Essa percepção encontra respaldo em números divulgados pelo Banco Mundial, que aponta que países afetados por instabilidade político-institucional podem registrar taxas de pobreza até quatro vezes maiores do que países que preservam a estabilidade, com projeções indicando que mais de 420 milhões de pessoas no mundo vivem em condições de extrema vulnerabilidade em regiões marcadas por conflitos ou fragilidade institucional. Essas realidades ajudam a compreender por que democracias consolidadas tratam a proteção de estadistas e instituições como uma política estratégica de Estado.
Essa perspectiva internacional dialoga diretamente com a experiência brasileira. Ao completar mais de oito décadas, o GSI reafirma sua evolução histórica como órgão que acompanha o presidente da República e vice-presidente em todas as dimensões estratégicas, desde a segurança presencial até a proteção de informações sensíveis e a prevenção de crises complexas. Seu papel tornou-se ainda mais nítido com a modernização recente de protocolos, ampliação de capacidades tecnológicas e fortalecimento de estruturas de inteligência que protegem não apenas o governante, mas a própria arquitetura democrática.
A estabilidade institucional que emerge desse trabalho é silenciosa por natureza, mas produz efeitos concretos na vida nacional.
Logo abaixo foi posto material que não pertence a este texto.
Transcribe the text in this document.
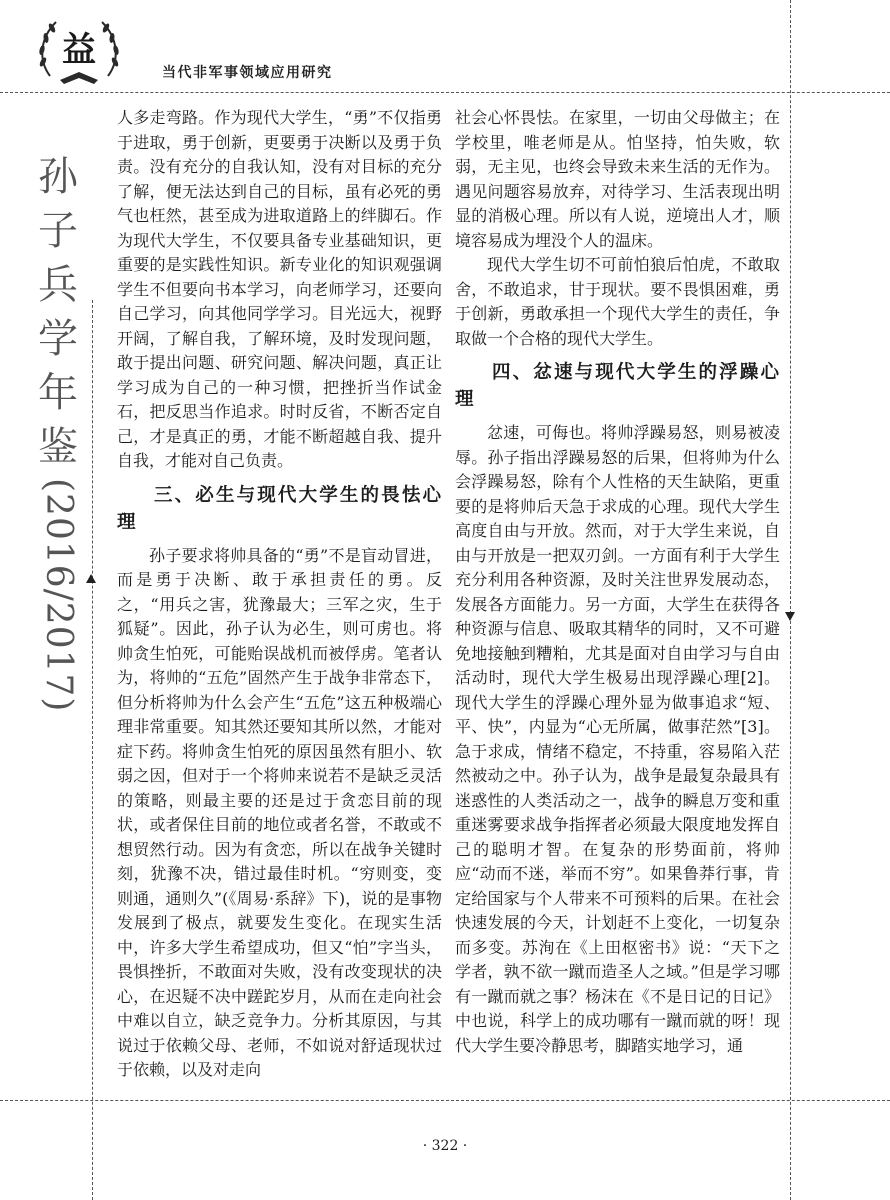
益
当代非军事领域应用研究
孙
子
兵
学
年
鉴
(2016/2017)

人多走弯路。作为现代大学生，“勇”不仅指勇于进取，勇于创新，更要勇于决断以及勇于负责。没有充分的自我认知，没有对目标的充分了解，便无法达到自己的目标，虽有必死的勇气也枉然，甚至成为进取道路上的绊脚石。作为现代大学生，不仅要具备专业基础知识，更重要的是实践性知识。新专业化的知识观强调学生不但要向书本学习，向老师学习，还要向自己学习，向其他同学学习。目光远大，视野开阔，了解自我，了解环境，及时发现问题，敢于提出问题、研究问题、解决问题，真正让学习成为自己的一种习惯，把挫折当作试金石，把反思当作追求。时时反省，不断否定自己，才是真正的勇，才能不断超越自我、提升自我，才能对自己负责。

三、必生与现代大学生的畏怯心理

孙子要求将帅具备的“勇”不是盲动冒进，而是勇于决断、敢于承担责任的勇。反之，“用兵之害，犹豫最大；三军之灾，生于狐疑”。因此，孙子认为必生，则可虏也。将帅贪生怕死，可能贻误战机而被俘虏。笔者认为，将帅的“五危”固然产生于战争非常态下，但分析将帅为什么会产生“五危”这五种极端心理非常重要。知其然还要知其所以然，才能对症下药。将帅贪生怕死的原因虽然有胆小、软弱之因，但对于一个将帅来说若不是缺乏灵活的策略，则最主要的还是过于贪恋目前的现状，或者保住目前的地位或者名誉，不敢或不想贸然行动。因为有贪恋，所以在战争关键时刻，犹豫不决，错过最佳时机。“穷则变，变则通，通则久”(《周易·系辞》下)，说的是事物发展到了极点，就要发生变化。在现实生活中，许多大学生希望成功，但又“怕”字当头，畏惧挫折，不敢面对失败，没有改变现状的决心，在迟疑不决中蹉跎岁月，从而在走向社会中难以自立，缺乏竞争力。分析其原因，与其说过于依赖父母、老师，不如说对舒适现状过于依赖，以及对走向

社会心怀畏怯。在家里，一切由父母做主；在学校里，唯老师是从。怕坚持，怕失败，软弱，无主见，也终会导致未来生活的无作为。遇见问题容易放弃，对待学习、生活表现出明显的消极心理。所以有人说，逆境出人才，顺境容易成为埋没个人的温床。

现代大学生切不可前怕狼后怕虎，不敢取舍，不敢追求，甘于现状。要不畏惧困难，勇于创新，勇敢承担一个现代大学生的责任，争取做一个合格的现代大学生。

四、忿速与现代大学生的浮躁心理

忿速，可侮也。将帅浮躁易怒，则易被凌辱。孙子指出浮躁易怒的后果，但将帅为什么会浮躁易怒，除有个人性格的天生缺陷，更重要的是将帅后天急于求成的心理。现代大学生高度自由与开放。然而，对于大学生来说，自由与开放是一把双刃剑。一方面有利于大学生充分利用各种资源，及时关注世界发展动态，发展各方面能力。另一方面，大学生在获得各种资源与信息、吸取其精华的同时，又不可避免地接触到糟粕，尤其是面对自由学习与自由活动时，现代大学生极易出现浮躁心理[2]。现代大学生的浮躁心理外显为做事追求“短、平、快”，内显为“心无所属，做事茫然”[3]。急于求成，情绪不稳定，不持重，容易陷入茫然被动之中。孙子认为，战争是最复杂最具有迷惑性的人类活动之一，战争的瞬息万变和重重迷雾要求战争指挥者必须最大限度地发挥自己的聪明才智。在复杂的形势面前，将帅应“动而不迷，举而不穷”。如果鲁莽行事，肯定给国家与个人带来不可预料的后果。在社会快速发展的今天，计划赶不上变化，一切复杂而多变。苏洵在《上田枢密书》说：“天下之学者，孰不欲一蹴而造圣人之域。”但是学习哪有一蹴而就之事？杨沫在《不是日记的日记》中也说，科学上的成功哪有一蹴而就的呀！现代大学生要冷静思考，脚踏实地学习，通

· 322 ·
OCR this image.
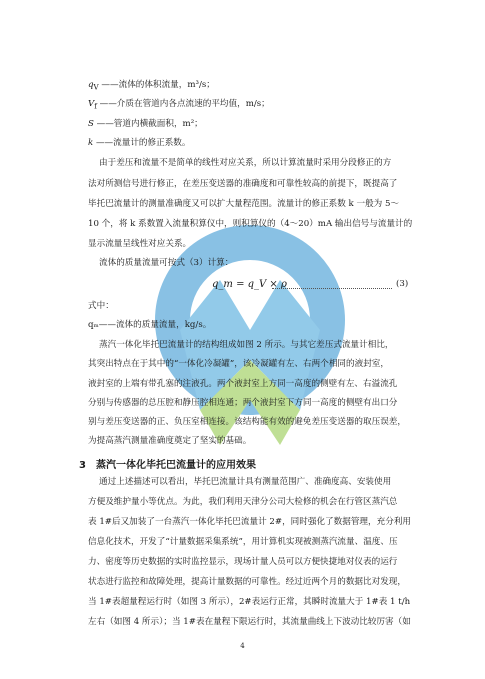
$q_V$ ——流体的体积流量，m³/s；
$V_f$ ——介质在管道内各点流速的平均值，m/s；
S ——管道内横截面积，m²；
k ——流量计的修正系数。
由于差压和流量不是简单的线性对应关系，所以计算流量时采用分段修正的方
法对所测信号进行修正，在差压变送器的准确度和可靠性较高的前提下，既提高了
毕托巴流量计的测量准确度又可以扩大量程范围。流量计的修正系数 k 一般为 5～
10 个，将 k 系数置入流量积算仪中，则积算仪的（4～20）mA 输出信号与流量计的
显示流量呈线性对应关系。
流体的质量流量可按式（3）计算：
q_m = q_V × ρ	(3)
式中：
qₘ——流体的质量流量，kg/s。
蒸汽一体化毕托巴流量计的结构组成如图 2 所示。与其它差压式流量计相比，
其突出特点在于其中的“一体化冷凝罐”，该冷凝罐有左、右两个相同的液封室，
液封室的上端有带孔塞的注液孔。两个液封室上方同一高度的侧壁有左、右溢流孔
分别与传感器的总压腔和静压腔相连通；两个液封室下方同一高度的侧壁有出口分
别与差压变送器的正、负压室相连接。该结构能有效的避免差压变送器的取压误差，
为提高蒸汽测量准确度奠定了坚实的基础。
3 蒸汽一体化毕托巴流量计的应用效果
通过上述描述可以看出，毕托巴流量计具有测量范围广、准确度高、安装使用
方便及维护量小等优点。为此，我们利用天津分公司大检修的机会在行管区蒸汽总
表 1#后又加装了一台蒸汽一体化毕托巴流量计 2#，同时强化了数据管理，充分利用
信息化技术，开发了“计量数据采集系统”，用计算机实现被测蒸汽流量、温度、压
力、密度等历史数据的实时监控显示，现场计量人员可以方便快捷地对仪表的运行
状态进行监控和故障处理，提高计量数据的可靠性。经过近两个月的数据比对发现，
当 1#表超量程运行时（如图 3 所示），2#表运行正常，其瞬时流量大于 1#表 1 t/h
左右（如图 4 所示）；当 1#表在量程下限运行时，其流量曲线上下波动比较厉害（如
4
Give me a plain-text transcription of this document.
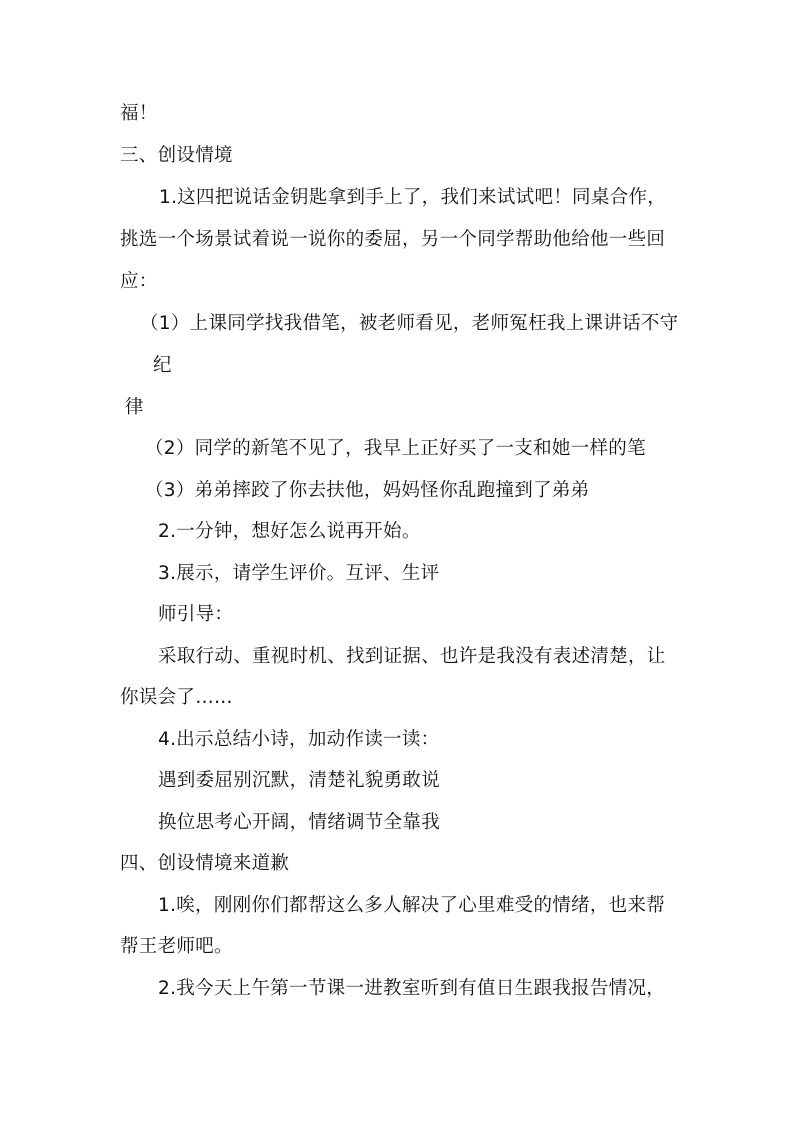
福！
三、创设情境
1.这四把说话金钥匙拿到手上了，我们来试试吧！同桌合作，
挑选一个场景试着说一说你的委屈，另一个同学帮助他给他一些回
应：
（1）上课同学找我借笔，被老师看见，老师冤枉我上课讲话不守
纪
律
（2）同学的新笔不见了，我早上正好买了一支和她一样的笔
（3）弟弟摔跤了你去扶他，妈妈怪你乱跑撞到了弟弟
2.一分钟，想好怎么说再开始。
3.展示，请学生评价。互评、生评
师引导：
采取行动、重视时机、找到证据、也许是我没有表述清楚，让
你误会了……
4.出示总结小诗，加动作读一读：
遇到委屈别沉默，清楚礼貌勇敢说
换位思考心开阔，情绪调节全靠我
四、创设情境来道歉
1.唉，刚刚你们都帮这么多人解决了心里难受的情绪，也来帮
帮王老师吧。
2.我今天上午第一节课一进教室听到有值日生跟我报告情况，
Estudos mostram que países que mantêm estabilidade político-institucional atraem até 30% mais investimentos estrangeiros diretos, segundo análises de organismos multilaterais, reforçando como previsibilidade e segurança são elementos indispensáveis para o desenvolvimento.
No Amazonas, esse princípio ganha uma dimensão particular. O estado, pela sua posição estratégica, extensão territorial e diversidade geopolítica, depende de estruturas de segurança institucional sólidas para garantir governabilidade e coordenação entre as forças de segurança, órgãos de inteligência e políticas de proteção civil. A manutenção de um ambiente estável, que permite a continuidade de políticas públicas e a atração de investimentos, depende de condições que mitiguem riscos estruturais, bem como a prevenção de crimes organizados, garantindo a governança eficaz.
Em um território que concentra riquezas naturais, complexidades sociais e desafios de fronteira, proteger autoridades, instituições e fluxos decisórios significa proteger o potencial estratégico de uma região fundamental para o Brasil, especialmente quando se observa que áreas com fragilidades institucionais enfrentam retrações econômicas que podem ultrapassar 3% do PIB local por ano, segundo estudos latino-americanos sobre o custo da insegurança.
Ao refletirmos sobre o significado dos 87 anos do Gabinete de Segurança Institucional, torna-se evidente que a segurança institucional é mais do que uma política pública: é uma salvaguarda do futuro. Em um mundo em que crises se propagam com velocidade e em que a confiança social se torna um ativo valioso, garantir a estabilidade das instituições é assegurar que o país possa avançar, dialogar, firmar acordos e construir prosperidade com solidez.
Proteger um estadista não é um ato administrativo, é um gesto de preservação da ordem democrática e da capacidade de uma nação de seguir adiante. É essa compreensão que inspira o trabalho diário daqueles que atuam na defesa institucional do Brasil e que reforça, a cada nova celebração, a convicção de que estabilidade e segurança são fundamentos indispensáveis para qualquer projeto de país que ambicione longevidade histórica e grandeza.
*O autor é Coronel da Polícia Militar, especialista em Política e Estratégia (ADESG) e secretário de Estado Chefe da Casa Militar do Amazonas.